Le poids du monde arabe dans les relations internationales renforce l'expansion et le regain d'influence de l'islam en Afrique noire : campagnes de conversion, mais aussi vagues de fanatisme religieux marquent des pays comme le Ghana ou les provinces septentrionales du géant de l'Afrique qu'est le Nigeria. L'islam, et en particulier ses confréries, est présent dans tout l'Ouest africain, notamment dans des pays comme le Sénégal et la Mauritanie, qui ont connu l'activisme intégriste de Ahmed Niasse, l'ayatollah de Kaolack.

En Asie aussi, dont on oublie souvent qu'elle compte les pays musulmans les plus peuplés, l'islam apparaît sous son double aspect traditionnel : système sociopolitique autoritaire et réactionnaire, dans un pays comme le Pakistan où l'islamisation de la vie quotidienne se poursuit sous la loi martiale, mais aussi idéologie de révolte et de libération.
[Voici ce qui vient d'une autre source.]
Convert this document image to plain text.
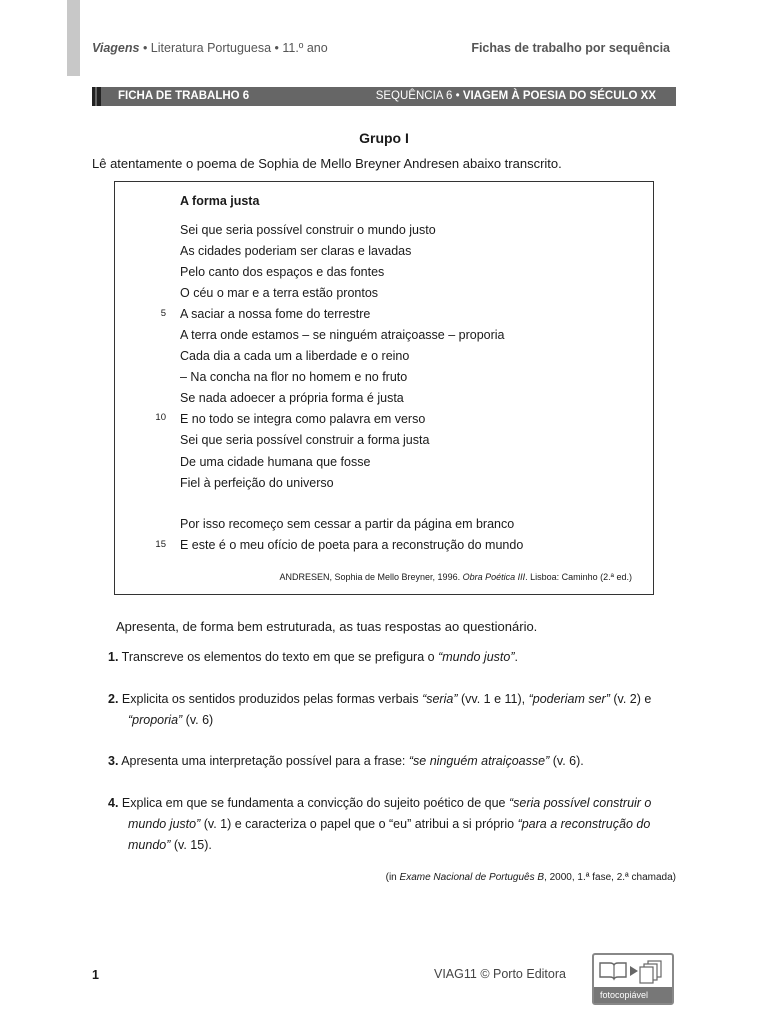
Viagens • Literatura Portuguesa • 11.º ano	Fichas de trabalho por sequência
FICHA DE TRABALHO 6	SEQUÊNCIA 6 • VIAGEM À POESIA DO SÉCULO XX
Grupo I
Lê atentamente o poema de Sophia de Mello Breyner Andresen abaixo transcrito.
A forma justa
Sei que seria possível construir o mundo justo
As cidades poderiam ser claras e lavadas
Pelo canto dos espaços e das fontes
O céu o mar e a terra estão prontos
5 A saciar a nossa fome do terrestre
A terra onde estamos – se ninguém atraiçoasse – proporia
Cada dia a cada um a liberdade e o reino
– Na concha na flor no homem e no fruto
Se nada adoecer a própria forma é justa
10 E no todo se integra como palavra em verso
Sei que seria possível construir a forma justa
De uma cidade humana que fosse
Fiel à perfeição do universo
Por isso recomeço sem cessar a partir da página em branco
15 E este é o meu ofício de poeta para a reconstrução do mundo
ANDRESEN, Sophia de Mello Breyner, 1996. Obra Poética III. Lisboa: Caminho (2.ª ed.)
Apresenta, de forma bem estruturada, as tuas respostas ao questionário.
1. Transcreve os elementos do texto em que se prefigura o “mundo justo”.
2. Explicita os sentidos produzidos pelas formas verbais “seria” (vv. 1 e 11), “poderiam ser” (v. 2) e
“proporia” (v. 6)
3. Apresenta uma interpretação possível para a frase: “se ninguém atraiçoasse” (v. 6).
4. Explica em que se fundamenta a convicção do sujeito poético de que “seria possível construir o
mundo justo” (v. 1) e caracteriza o papel que o “eu” atribui a si próprio “para a reconstrução do
mundo” (v. 15).
(in Exame Nacional de Português B, 2000, 1.ª fase, 2.ª chamada)
1	VIAG11 © Porto Editora
fotocopiável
C'est ainsi qu'en Inde des harijan (intouchables) se convertissent massivement à l'islam pour échapper à l'oppression du système des castes, tandis qu'aux Philippines, malgré le ralentissement de l'aide extérieure, le Front moro de libération nationale résiste efficacement à l'armée du président Marcos, dans les îles méridionales de l'archipel.

Europe

En Europe, où vivent de fortes communautés musulmanes, composées notamment de travailleurs immigrés, se pose la question de la place de ces groupes sociaux, et de leur culture, dans la société. À Paris même, un site prestigieux, face à l'île de la Cité, est choisi pour le futur Institut du monde arabe, et le gouvernement annonce, en février 1982, la création d'un Institut d'études supérieures pour les jeunes Français musulmans.

Mais c'est au cœur même du monde arabo-musulman que l'on peut saisir toute l'ampleur du rôle nouveau que joue l'islam dans la vie politique, sociale et culturelle. Les mouvements nationalistes et progressistes, à la phraséologie marxiste et tiers-mondiste, se sont peu à peu transformés en systèmes politiques policiers, répressifs et corrompus.
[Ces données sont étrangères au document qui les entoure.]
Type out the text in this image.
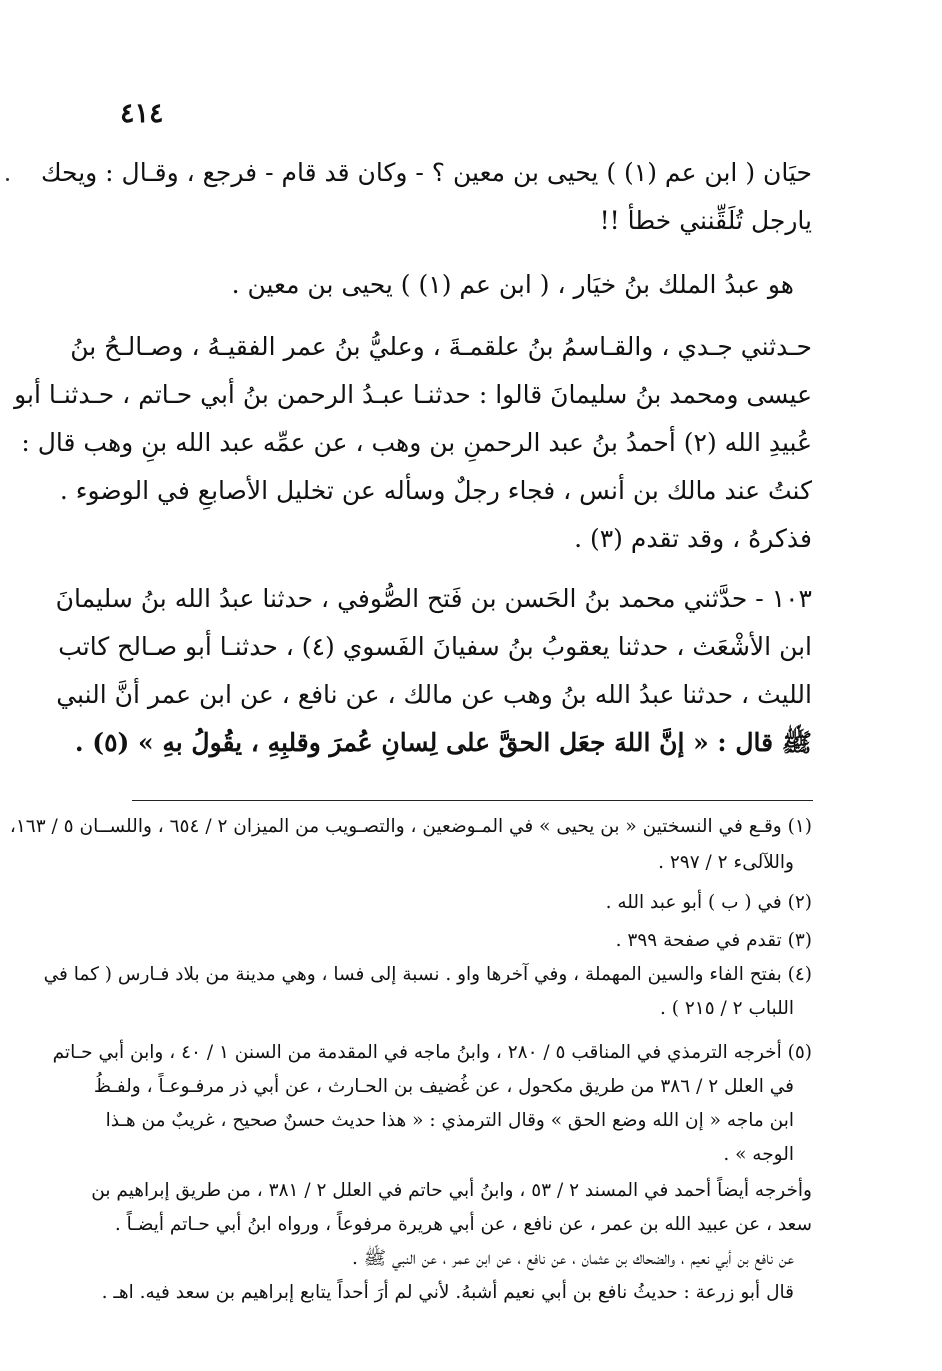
٤١٤
حيَان ( ابن عم (١) ) يحيى بن معين ؟ - وكان قد قام - فرجع ، وقـال : ويحك
يارجل تُلَقِّنني خطأ !!
هو عبدُ الملك بنُ خيَار ، ( ابن عم (١) ) يحيى بن معين .
حـدثني جـدي ، والقـاسمُ بنُ علقمـةَ ، وعليُّ بنُ عمر الفقيـهُ ، وصـالـحُ بنُ
عيسى ومحمد بنُ سليمانَ قالوا : حدثنـا عبـدُ الرحمن بنُ أبي حـاتم ، حـدثنـا أبو
عُبيدِ الله (٢) أحمدُ بنُ عبد الرحمنِ بن وهب ، عن عمِّه عبد الله بنِ وهب قال :
كنتُ عند مالك بن أنس ، فجاء رجلٌ وسأله عن تخليل الأصابعِ في الوضوء .
فذكرهُ ، وقد تقدم (٣) .
١٠٣ - حدَّثني محمد بنُ الحَسن بن فَتح الصُّوفي ، حدثنا عبدُ الله بنُ سليمانَ
ابن الأشْعَث ، حدثنا يعقوبُ بنُ سفيانَ الفَسوي (٤) ، حدثنـا أبو صـالح كاتب
الليث ، حدثنا عبدُ الله بنُ وهب عن مالك ، عن نافع ، عن ابن عمر أنَّ النبي
ﷺ قال : « إنَّ اللهَ جعَل الحقَّ على لِسانِ عُمرَ وقلبِهِ ، يقُولُ بهِ » (٥) .
(١) وقـع في النسختين « بن يحيى » في المـوضعين ، والتصـويب من الميزان ٢ / ٦٥٤ ، واللســان ٥ / ١٦٣،
واللآلىء ٢ / ٢٩٧ .
(٢) في ( ب ) أبو عبد الله .
(٣) تقدم في صفحة ٣٩٩ .
(٤) بفتح الفاء والسين المهملة ، وفي آخرها واو . نسبة إلى فسا ، وهي مدينة من بلاد فـارس ( كما في
اللباب ٢ / ٢١٥ ) .
(٥) أخرجه الترمذي في المناقب ٥ / ٢٨٠ ، وابنُ ماجه في المقدمة من السنن ١ / ٤٠ ، وابن أبي حـاتم
في العلل ٢ / ٣٨٦ من طريق مكحول ، عن غُضيف بن الحـارث ، عن أبي ذر مرفـوعـاً ، ولفـظُ
ابن ماجه « إن الله وضع الحق » وقال الترمذي : « هذا حديث حسنٌ صحيح ، غريبٌ من هـذا
الوجه » .
وأخرجه أيضاً أحمد في المسند ٢ / ٥٣ ، وابنُ أبي حاتم في العلل ٢ / ٣٨١ ، من طريق إبراهيم بن
سعد ، عن عبيد الله بن عمر ، عن نافع ، عن أبي هريرة مرفوعاً ، ورواه ابنُ أبي حـاتم أيضـاً .
عن نافع بن أبي نعيم ، والضحاك بن عثمان ، عن نافع ، عن ابن عمر ، عن النبي ﷺ .
قال أبو زرعة : حديثُ نافع بن أبي نعيم أشبهُ. لأني لم أرَ أحداً يتابع إبراهيم بن سعد فيه. اهـ .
Le développement économique n'a profité qu'à un petit nombre, augmentant les frustrations des laissés-pour-compte du progrès, bien souvent paysans déracinés qui s'entassent dans les banlieues et les bidonvilles des grands centres urbains.

Les divisions persistantes de la famille arabe et son incapacité à résoudre des problèmes vécus de façon passionnelle — comme la question palestinienne — font apparaître l'islam des premiers temps comme un âge d'or.
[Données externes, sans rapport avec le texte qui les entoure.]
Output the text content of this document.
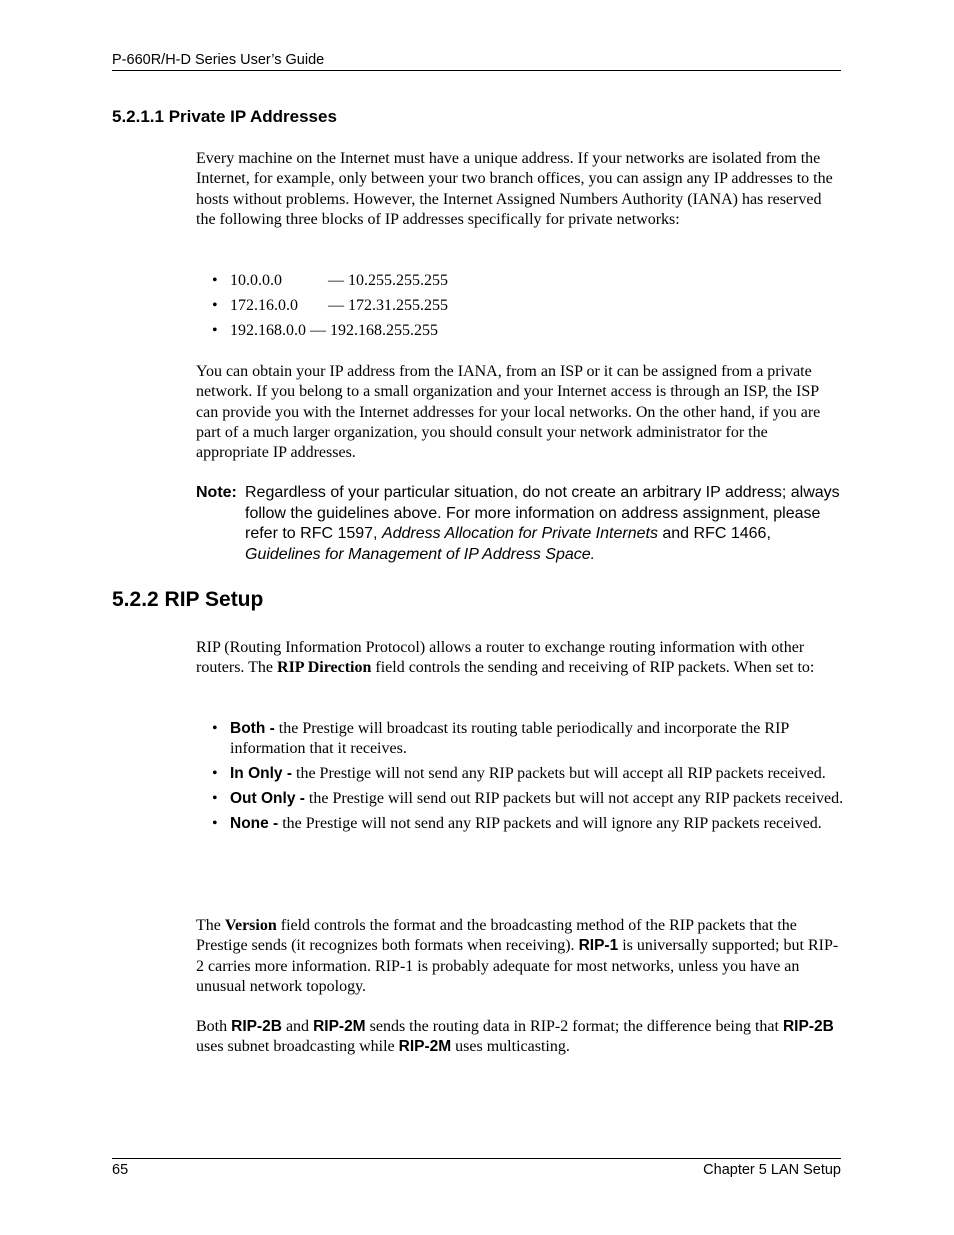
P-660R/H-D Series User’s Guide
5.2.1.1 Private IP Addresses

Every machine on the Internet must have a unique address. If your networks are isolated from the Internet, for example, only between your two branch offices, you can assign any IP addresses to the hosts without problems. However, the Internet Assigned Numbers Authority (IANA) has reserved the following three blocks of IP addresses specifically for private networks:

• 10.0.0.0	— 10.255.255.255
• 172.16.0.0 — 172.31.255.255
• 192.168.0.0 — 192.168.255.255

You can obtain your IP address from the IANA, from an ISP or it can be assigned from a private network. If you belong to a small organization and your Internet access is through an ISP, the ISP can provide you with the Internet addresses for your local networks. On the other hand, if you are part of a much larger organization, you should consult your network administrator for the appropriate IP addresses.

Note: Regardless of your particular situation, do not create an arbitrary IP address; always follow the guidelines above. For more information on address assignment, please refer to RFC 1597, Address Allocation for Private Internets and RFC 1466, Guidelines for Management of IP Address Space.
5.2.2 RIP Setup

RIP (Routing Information Protocol) allows a router to exchange routing information with other routers. The RIP Direction field controls the sending and receiving of RIP packets. When set to:

• Both - the Prestige will broadcast its routing table periodically and incorporate the RIP information that it receives.
• In Only - the Prestige will not send any RIP packets but will accept all RIP packets received.
• Out Only - the Prestige will send out RIP packets but will not accept any RIP packets received.
• None - the Prestige will not send any RIP packets and will ignore any RIP packets received.

The Version field controls the format and the broadcasting method of the RIP packets that the Prestige sends (it recognizes both formats when receiving). RIP-1 is universally supported; but RIP-2 carries more information. RIP-1 is probably adequate for most networks, unless you have an unusual network topology.

Both RIP-2B and RIP-2M sends the routing data in RIP-2 format; the difference being that RIP-2B uses subnet broadcasting while RIP-2M uses multicasting.

65	Chapter 5 LAN Setup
Même si quelques soubresauts — comme la grève de protestation contre le mitraillage des fidèles de la mosquée El Aqsa, à Jérusalem, largement suivie dans le monde arabe, le 14 avril 1982 —, témoignent encore d'une certaine solidarité panislamique.

Tous ces éléments font du mouvement intégriste, parfois soutenu par des pays tels que l'Iran ou l'Arabie Saoudite, un véhicule de protestation qui se répand rapidement dans la jeunesse et les milieux urbains.

Maghreb

Au Maghreb, longtemps perçu comme plus occidentalisé, les costumes et comportements islamiques apparaissent de plus en plus dans les rues des villes et dans les universités, notamment scientifiques.

En Tunisie, l'arrestation et la condamnation à de lourdes peines de prison de 107 dirigeants et militants du Mouvement de la tendance islamique, dont Rached Ghannouchi et Abd el Fattah Mourou (4 septembre 1981), ne permettent pas de réduire l'agitation. Les intégristes affrontent violemment la gauche sur le campus de l'université de Tunis, en mars et en avril 1982.

Des heurts sanglants opposent en octobre 1981 policiers et intégristes dans le Sud algérien, à Laghouat, faisant un mort. L'agitation n'épargne pas le Maroc, où le roi est pourtant aussi commandeur des croyants : de graves incidents ont lieu à Tanger en janvier 1982.

Une partie de la jeunesse trouve dans l'islam un moyen d'affirmer son identité et de contester les régimes en place. Ce phénomène est général : ainsi, au Soudan, les Frères musulmans emportent en novembre 1981 les 40 sièges étudiants au conseil de l'université de Khartoum.